Context
The protection of buried pipelines relies on the complementarity between organic coating and cathodic protection (CP). When a coating disbonds, a confined zone can form between the metal and the coating, trapping an electrolyte. The central question is then whether the cathodic current can cross the disbonded coating in sufficient quantity to protect the underlying steel, or whether the coating shields against CP — a phenomenon known as “shielding”. This debate remains lively within the coating specialist community, with some arguing that fusion bonded epoxy (FBE) coatings, owing to the development of microcracks with ageing, do not block cathodic currents.

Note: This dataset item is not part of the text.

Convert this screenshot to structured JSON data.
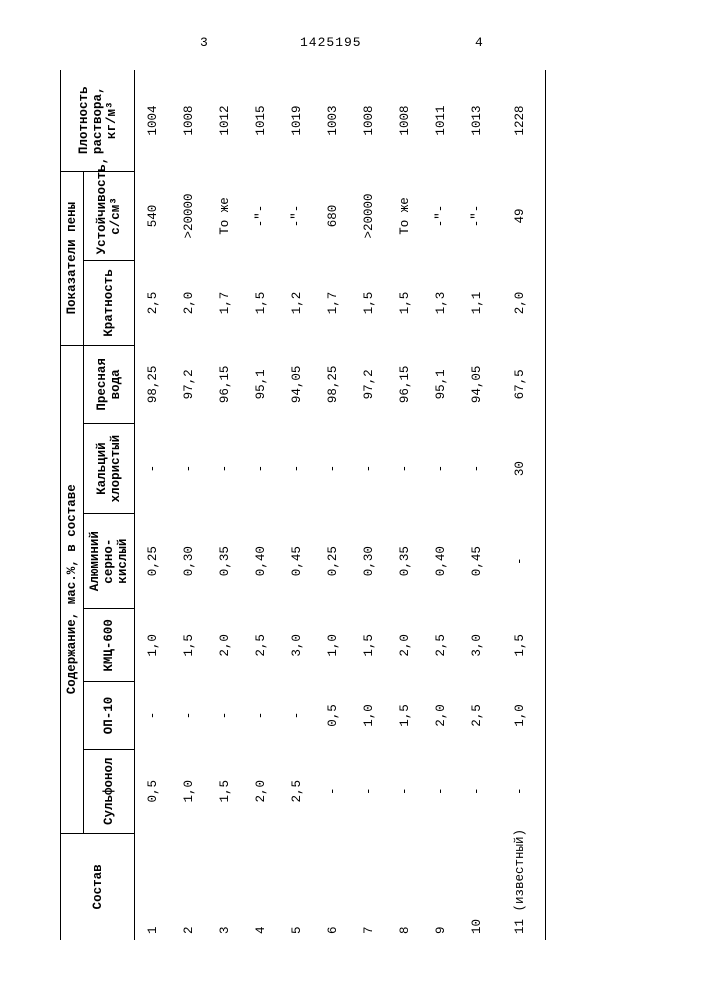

Yet few studies have experimentally quantified this phenomenon for different coating types, different thicknesses, and taking into account real soil conditions.
Facilities
The study covered seven coating systems supplied by BS Coatings: single- and double-layer FBE (350 to 1,000 µm), liquid epoxy (500 and 1,000 µm) and liquid polyurethane (1,500 µm), prepared both on an S235 steel substrate and as free-standing membranes. A 30-year-old FBE sample, taken from a pipeline in service near a coating defect, was also studied. Electrochemical characterisation relied on electrochemical impedance spectroscopy (EIS), monitored over 12 months of immersion in 3.5% NaCl solution. An H-cell device (Hirtoff cell) was specially designed to reproduce disbondment conditions with or without an open defect in parallel, enabling measurement of the cathodic currents passing through the coating membranes under different oxygen contents.
Key results
The study shows that all the new coatings tested (FBE, liquid epoxy, polyurethane) exhibit very high electrical resistance, making the passage of a significant cathodic current through the coating practically impossible, whatever the applied voltage. These coatings therefore intrinsically act as shields against cathodic protection. In contrast, the 30-year-old FBE shows an impedance several orders of magnitude lower, attributed to the development of porosity under the effect of the local alkalinity induced by CP. Calculations applied to representative soil conditions confirm that, even with an aged coating of low impedance, the currents crossing the disbonded zone remain insufficient to reach the protection potential of the underlying steel. These results highlight that the prevention of corrosion under a disbonded coating can only be guaranteed by correctly applied CP, combined with a coating whose degradation mode does not generate confined zones impermeable to current.